Schiemer evita dizer claramente o que é necessário para continuar a produzir carros no País, mas afirma que, com os volumes atuais, a fábrica não é competitiva e seria mais barato importar os dois carros feitos lá. “Com volume tão pequeno fica inviável”, alerta. “Uma das medidas talvez fosse reduzir o importo de importação de componentes”, sugere, admitindo que a empresa já usa alguns ex-tarifários, que reduz a alíquota a 2% para alguns itens sem produção similar nacional. “Não achamos que isso seja protecionismo, é preciso ter alguma vantagem para continuar a produzir aqui”, avalia.

Segundo ele, no momento também não é competitivo exportar para compensar a retração do mercado doméstico – como fez a BMW em Araquari (SC), que já exportou boa parte da produção local do X1, cerca de 10 mil unidades, para os Estados Unidos.

O executivo ainda espera que alguma regulamentação seja adotada pelo governo antes da virada do ano. “Tem de sair, porque senão todo um setor vai ficar sem previsão do que fazer. A principal vantagem do Rota 2030 é de trazer previsibilidade para o setor, isso é fundamental para nortear nossos investimentos”, defende Schiemer.

A Mercedes-Benz produz caminhões e ônibus no País há 61 anos, mas nunca conseguiu viabilizar aqui plenamente a produção de automóveis. Esta é a segunda tentativa. A primeira foi em 1999, quando inaugurou a fábrica de Juiz de Fora (MG) para produzir o Classe A. Esperava fazer 60 mil unidades/ano, chegou ao máximo de 15 mil e encerrou a fabricação do modelo em 2005. Manteve a operação aberta para honrar os incentivos fiscais que recebeu, fabricou Classe C para exportação até 2009, quando então tomou-se a decisão de converter a planta para fazer caminhões, o que acontece até hoje.

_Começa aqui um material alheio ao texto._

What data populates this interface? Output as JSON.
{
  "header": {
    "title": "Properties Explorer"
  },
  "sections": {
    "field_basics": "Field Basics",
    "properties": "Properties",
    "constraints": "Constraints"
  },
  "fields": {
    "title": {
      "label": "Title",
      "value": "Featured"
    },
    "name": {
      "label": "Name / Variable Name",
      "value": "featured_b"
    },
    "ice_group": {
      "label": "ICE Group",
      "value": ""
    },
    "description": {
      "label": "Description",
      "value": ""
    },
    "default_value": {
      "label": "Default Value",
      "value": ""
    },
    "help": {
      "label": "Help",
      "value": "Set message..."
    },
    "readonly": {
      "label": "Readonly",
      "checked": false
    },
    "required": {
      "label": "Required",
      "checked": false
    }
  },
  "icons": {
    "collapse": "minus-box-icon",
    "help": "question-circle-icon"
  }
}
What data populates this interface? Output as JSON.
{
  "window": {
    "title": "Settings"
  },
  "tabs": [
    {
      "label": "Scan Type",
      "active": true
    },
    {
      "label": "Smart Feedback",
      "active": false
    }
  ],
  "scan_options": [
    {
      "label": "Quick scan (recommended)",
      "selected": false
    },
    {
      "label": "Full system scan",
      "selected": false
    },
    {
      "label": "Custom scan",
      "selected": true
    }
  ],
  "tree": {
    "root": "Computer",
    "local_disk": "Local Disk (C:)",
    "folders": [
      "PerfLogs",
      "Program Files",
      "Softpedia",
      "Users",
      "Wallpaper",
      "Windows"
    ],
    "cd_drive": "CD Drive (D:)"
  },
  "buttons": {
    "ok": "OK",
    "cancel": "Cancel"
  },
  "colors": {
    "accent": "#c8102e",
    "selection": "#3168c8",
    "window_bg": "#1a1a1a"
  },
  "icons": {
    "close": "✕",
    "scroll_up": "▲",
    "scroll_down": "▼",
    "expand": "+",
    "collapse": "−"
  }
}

Incentivada pelo Inovar-Auto, a Mercedes anunciou a volta da fabricação de carros no País já no fim de 2013, e começou a montagem em Iracemápolis após dois anos, em 2016. Na época, a avaliação era de que o mercado brasileiro de veículos premium tinha grande potencial de crescimento, e a única maneira de participar seria fabricar no País depois da sobretaxação às importações. Estratégia semelhante foi seguida por outras marcas do mesmo segmento, como Audi, BMW e Land Rover. Com a derrocada econômica e a queda nas vendas, os volumes desceram a níveis baixos demais para justificar a produção local, e com o fim de incentivos, como diz Schiemer, “fica difícil”.